Uitkomsten onderzoek
Het totale aantal arbeidsplaatsen bij de kolencentrales bedraagt circa 1.500. Bij de overslagbedrijven en de ondernemingen die betrokken zijn bij de afvoer van restproducten kunnen nog eens 185 arbeidsplaatsen worden toegeschreven aan de productie in de Nederlandse kolencentrales.
De werkgelegenheidseffecten in de kolenketen zijn lastig precies te voorspellen en zijn omgeven met onzekerheden. De werkgelegenheidseffecten in de kolenketen hangen sterk samen met de mate waarin centrales zullen ombouwen naar alternatieve brandstoffen. Bovendien is geen volledig inzicht verkregen in het aantal arbeidsplaatsen bij bepaalde ondernemingen. Daardoor kunnen de daadwerkelijke effecten anders zijn.

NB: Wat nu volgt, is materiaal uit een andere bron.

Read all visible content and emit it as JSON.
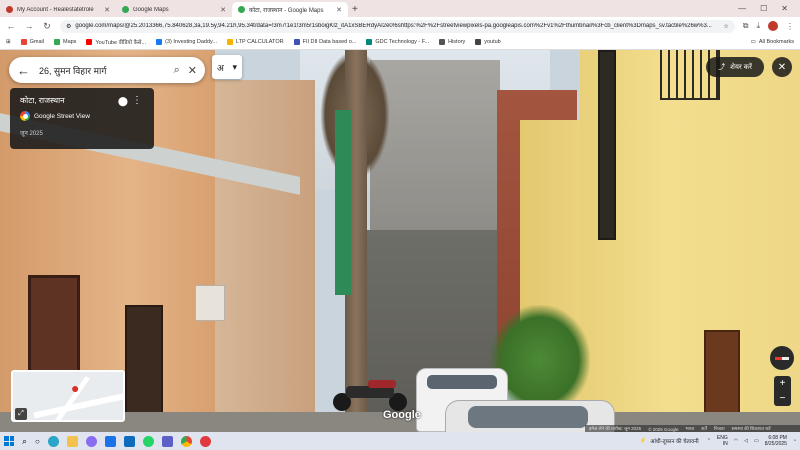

Op basis van het onderzoek van Basis&Beleid is de verwachting dat, afhankelijk van het gekozen scenario ten aanzien van ombouw, het verlies aan arbeidsplaatsen in de gehele kolenketen in 2030 als gevolg van het wetsvoorstel ligt tussen de 370 en 1.005. Van dit verlies aan arbeidsplaatsen gaat het om 250–830 bij de kolencentrales, 30–85 bij de kolenoverslag en 90 bij de ondernemingen die betrokken zijn bij de afvoer van restproducten.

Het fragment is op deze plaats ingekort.